Let’s take a step back here. What are we fighting over? There are a large number of stakeholders in this battle and they each have their own agendas.

The AFL holds all of the copyrights, but it appears not to be involving itself in public at this stage.
The AFLPA wants to get a cut from fantasy footy for use of players’ intellectual property.
News Limited is only interested in newspaper circulation and page views, beating the absent Fairfax over the head in the marketplace.
VirtualSports (aka VaporMedia) operates both the DT and SC competitions, so it’s a Swiss banker as far as taking sides are concerned.
Champion Data provides its specially formulated ranking points to News as their Super Coach scores, but is part owned by the AFL.
Telstra pays the AFL $12 million per year for rights to exclusive Internet content, in the third year of a five year deal.
FanFooty (and its brethren) is interested in providing live stats for both DT and SC to enhance fans’ enjoyment of fantasy football.
Last but not least the fans, who are angry that they can’t get live scoring for Super Coach for reasons they don’t understand.

As you can see, we have some parties at loggerheads here. The AFLPA wants to push Dream Team because it gets no cut from Super Coach. Champion and VS get a cut from both, and are interested in both becoming bigger. Telstra is even more annoyed at News than the AFLPA because News is agitating to be given live online scoring on Superfooty, which cuts into their online turf for which they are paying top dollar. Champion Data has been instructed to restrict the flow of Super Coach scores to News, though the source of that decision is uncertain… with News firmly pointing the bone at Telstra.

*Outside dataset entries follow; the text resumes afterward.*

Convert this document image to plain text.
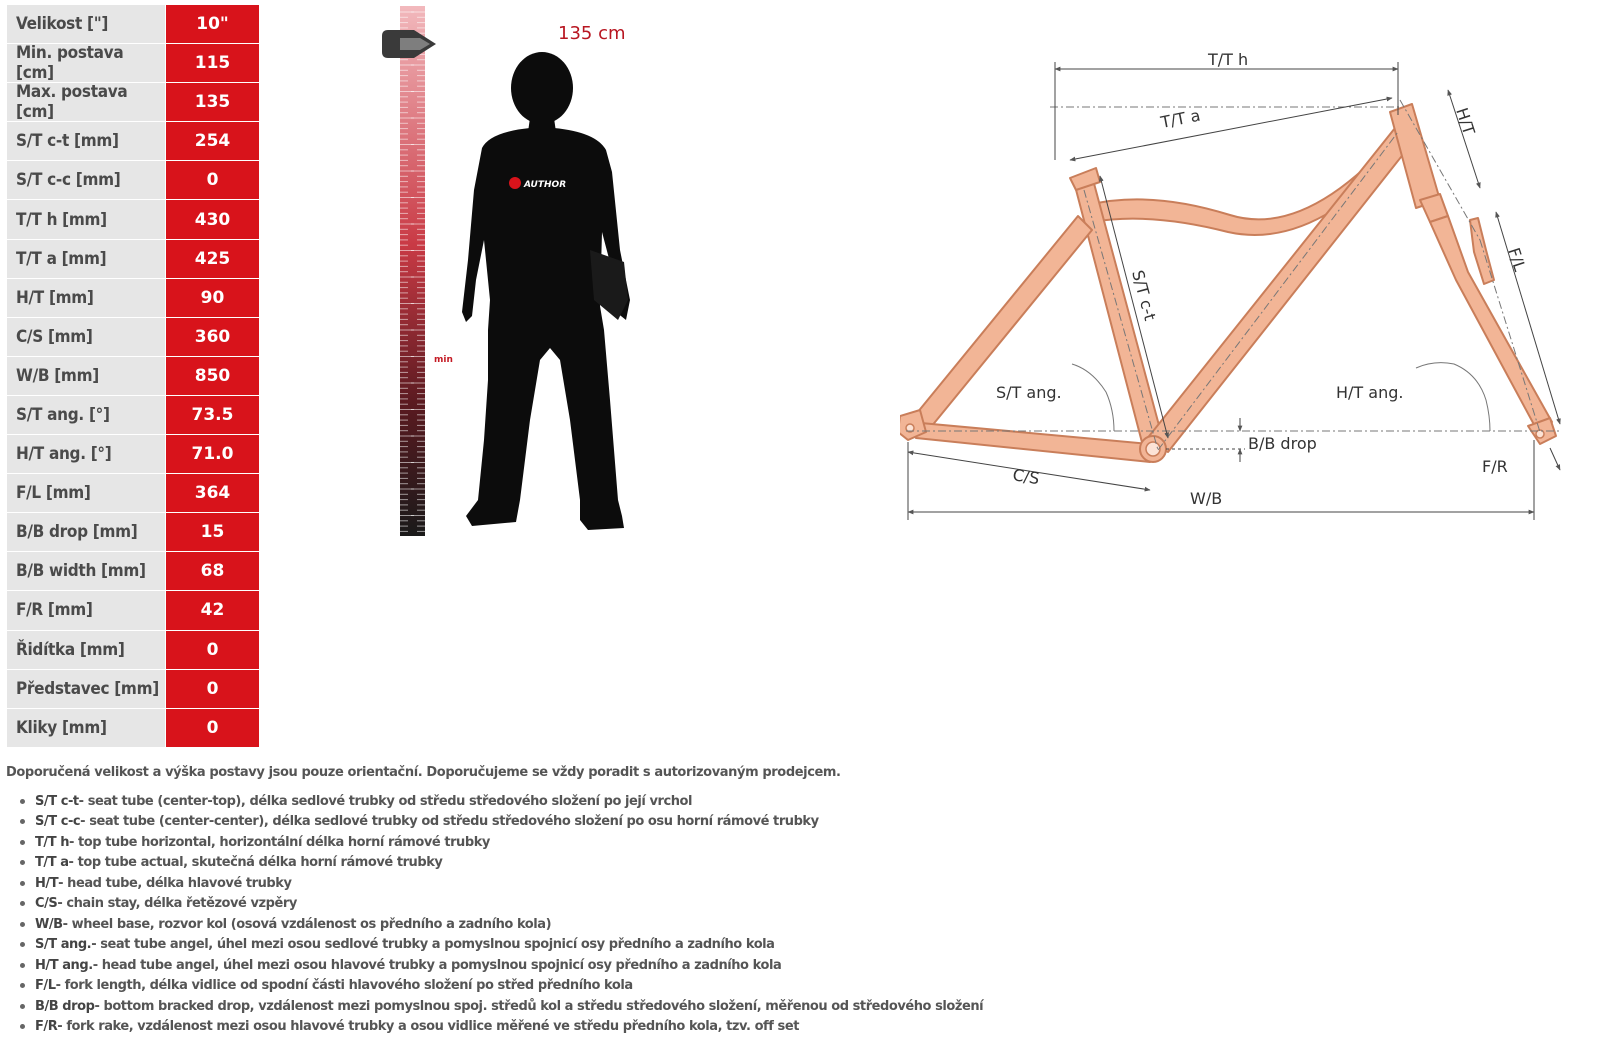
Velikost ["]	10"
Min. postava [cm]	115
Max. postava [cm]	135
S/T c-t [mm]	254
S/T c-c [mm]	0
T/T h [mm]	430
T/T a [mm]	425
H/T [mm]	90
C/S [mm]	360
W/B [mm]	850
S/T ang. [°]	73.5
H/T ang. [°]	71.0
F/L [mm]	364
B/B drop [mm]	15
B/B width [mm]	68
F/R [mm]	42
Řidítka [mm]	0
Představec [mm]	0
Kliky [mm]	0
135 cm
min
AUTHOR
T/T h
T/T a	H/T
F/L
S/T c-t
S/T ang.	H/T ang.
B/B drop
C/S	F/R
W/B
Doporučená velikost a výška postavy jsou pouze orientační. Doporučujeme se vždy poradit s autorizovaným prodejcem.
S/T c-t - seat tube (center-top), délka sedlové trubky od středu středového složení po její vrchol
S/T c-c - seat tube (center-center), délka sedlové trubky od středu středového složení po osu horní rámové trubky
T/T h - top tube horizontal, horizontální délka horní rámové trubky
T/T a - top tube actual, skutečná délka horní rámové trubky
H/T - head tube, délka hlavové trubky
C/S - chain stay, délka řetězové vzpěry
W/B - wheel base, rozvor kol (osová vzdálenost os předního a zadního kola)
S/T ang. - seat tube angel, úhel mezi osou sedlové trubky a pomyslnou spojnicí osy předního a zadního kola
H/T ang. - head tube angel, úhel mezi osou hlavové trubky a pomyslnou spojnicí osy předního a zadního kola
F/L - fork length, délka vidlice od spodní části hlavového složení po střed předního kola
B/B drop - bottom bracked drop, vzdálenost mezi pomyslnou spoj. středů kol a středu středového složení, měřenou od středového složení
F/R - fork rake, vzdálenost mezi osou hlavové trubky a osou vidlice měřené ve středu předního kola, tzv. off set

News loves to push its corporate agenda through the Australian newspaper, and this article is no different. Their long-term aim is clearly to unseat Telstra from its exclusivity in the next Internet rights deal, which won’t start until 2012. Fantasy football has kind of come underneath the radar for the AFL’s Internet rights policy, and their failure to account for the rise of newspapers wanting their own online properties to benefit from fans’ insatiable demand for fantasy footy products is at the heart of this dispute. At the time of the last deal’s negotiation in 2006, Super Coach was only in its first year and lagging well behind the official Dream Team competition in registrations. Sportswear deals on Rebel Sport Catalogue.

The AFL should have foreseen, if it had done a skerrick of research, that the Australian industry was developing along British lines, not American ones. English newspapers dominate the industry with huge salary cap competitions surrounding the English Premier League. AFL Dream Team is a salary cap competition, well suited to newspapers (and mainstream media Web sites) who crave competitions with rules allowing mass entry and low barrier to enjoyment. Private draft leagues, the hallmark of the US industry, have never taken off here, with the AFL’s own Premium Dream Team private draft league product still in limbo this year after round 3, and not looking like launching with any kind of fanfare in 2009, if at all.

Some of the claims in the article, like the one that Super Coach is “like having a major natural disaster on the front page every Monday and Friday”, are perhaps a bit overblown, but that’s the way that News plays it. This is a story we’ll hear more and more about during the current AFL internet rights contract. The AFL is now in the invidious position of having got both News and Telstra riled up on this issue. It is a rod for their back of their own making.